Yesterday, we sold our position in US Natural Gas Fund ($UNG) for a nice gain of 11% (nearly $1,000 based on our $50,000 model ETF trading account). In today’s ETF analysis and commentary, we will do an educational technical review of the trade setup, walking you through from the date of our buy entry to the date of our sale. Although subscribers could simply follow the exact entry and exit points of our ETF picks every day, without worrying about the methodology behind the trade setups, having a clear understanding of our ETF trading strategy will enable one to ultimately become a more successful swing trader by having more belief and confidence in our trading system.
The UNG trade setup was originally presented to subscribers in the September 24 issue of The Wagner Daily. On that day, we presented exactly the following commentary and chart of UNG (presented in blue text):
Unlike our stock trading strategy, which focuses primarily on Breakouts and Pullbacks in uptrending markets, we afford ourselves a bit more diversity with our ETF trading strategy because we also seek to take advantage of ETFs reversing from downtrends. This is particularly true with ETFs that have a low correlation to the direction of the broad market, such as currency, commodity, fixed income, and international ETFs. One ETF we are stalking for potential short-term buy entry now is U.S. Natural Gas Fund ($UNG). The technical analysis of the trade setup is shown on the daily chart below:
For trend reversal plays, we typically wait several months after the ETF has formed a significant low, which enables the 20, 50, and 200-day moving averages to each be trending higher and above one another. Buying before that happens often leads to a negative result. However, in the case of UNG, a very important factor driving this setup is the close proximity of the 200-day moving average.
As a long-term indicator of trend, the 200-day moving average usually acts as a brick wall. If an ETF or stock is trying to move above that resistance level, it typically requires at least several attempts. However, when the breakout above the 200-day MA eventually happens, it is normally quite powerful, at least in the near-term.

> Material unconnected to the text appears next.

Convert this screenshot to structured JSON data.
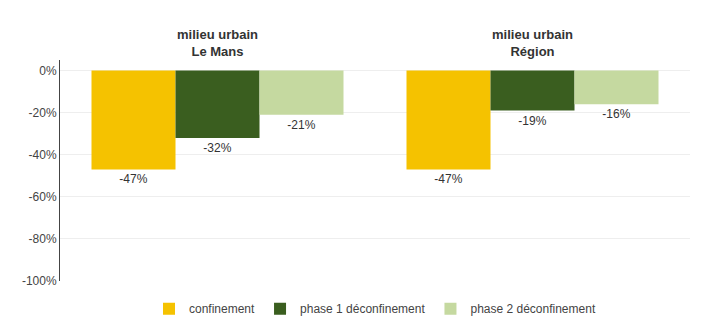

In the case of UNG, notice it has already pulled back after several attempts to break the 200-day MA, but has formed a ‘higher low’ each time in the process. Odds of a breakout above the 200-day MA are increased after several ‘higher lows’ have already been formed, as is the case with UNG. If it convincingly rallies above its 200-day MA on this attempt, it will probably move sharply higher in the near-term. However, because this ETF is well off its 52-week high, it is NOT a trade setup we want to hold for the long-term. Rather, this is intended to be a very quick, momentum-based “pop” above the 200-day MA. Estimated holding time if it triggers for buy entry is only 2 to 5 days.
That day, we added UNG to our “official” ETF trading watchlist as a potential trade entry. Trading in a tight range on September 24, UNG did not trigger our buy entry. However, the trade setup remained on our watchlist the following day, and triggered our buy entry on September 25, as it rallied above its 200-day moving average. After it broke out above resistance that day, buyers immediately stepped in and bullish momentum propelled the ETF sharply higher for six consecutive days (and still counting). The current daily chart of UNG below shows the subsequent price action after our September 25 buy entry:
When we first explained the trade setup on September 24, we said our estimated holding time for the swing trade would be just 2 to 5 days because we were only looking for a “very quick, momentum-based ‘pop’ above the 200-day MA.” As you can see on the chart above, that is exactly what happened, as UNG rocketed to within just 15 cents of our original price target in 5 short days.
Because UNG came so close to hitting our target on October 1, we notified subscribers that we would be selling UNG at market on yesterday’s (October 2) open. Gapping slightly lower on the October 2 open, we sold UNG at $22.07 in our model ETF trading account, locking in a solid 11% gain with a holding period of 6 days. Although UNG reversed higher yesterday and actually went on to trade through our original price target of $22.58 later in the day, we have absolutely no regret for making the decision to sell on the open, which turned out to be 51 cents lower than the price target. Given that the ETF exploded higher for five straight days after our buy entry, we were simply not willing to take the risk of UNG nearly hitting our price target, but then immediately pulling back substantially. Remember that our original plan was to sell the quick, momentum-based pop, without holding through an eventual and inevitable pullback.
Even though we have closed this trade, UNG could still move much higher in the intermediate-term. The rally over the past week was a breakout above a valid base of consolidation, which could set into motion a new intermediate-term uptrend for this ETF. As such, UNG is now on our radar screen for potential re-entry after it either pulls back or forms a bull flag chart pattern. There is a good chance we will be able to re-enter the trade at a slightly lower price, or possibly near the current price, but with a more positive reward to risk ratio after UNG undergoes at least a near-term correction.
As you probably know, we follow a disciplined, rule-based trading system, but a bit of common sense and discretion is often required. Many traders, particularly newer ones, make the mistake of getting greedy, or letting their ego rule their decision making process, which often results in a highly profitable trade turning into a moderately profitable trade (or worse). We hope you found this review of the UNG swing trade to be informative, as well as a good reminder of a key psychological aspect of successful trading.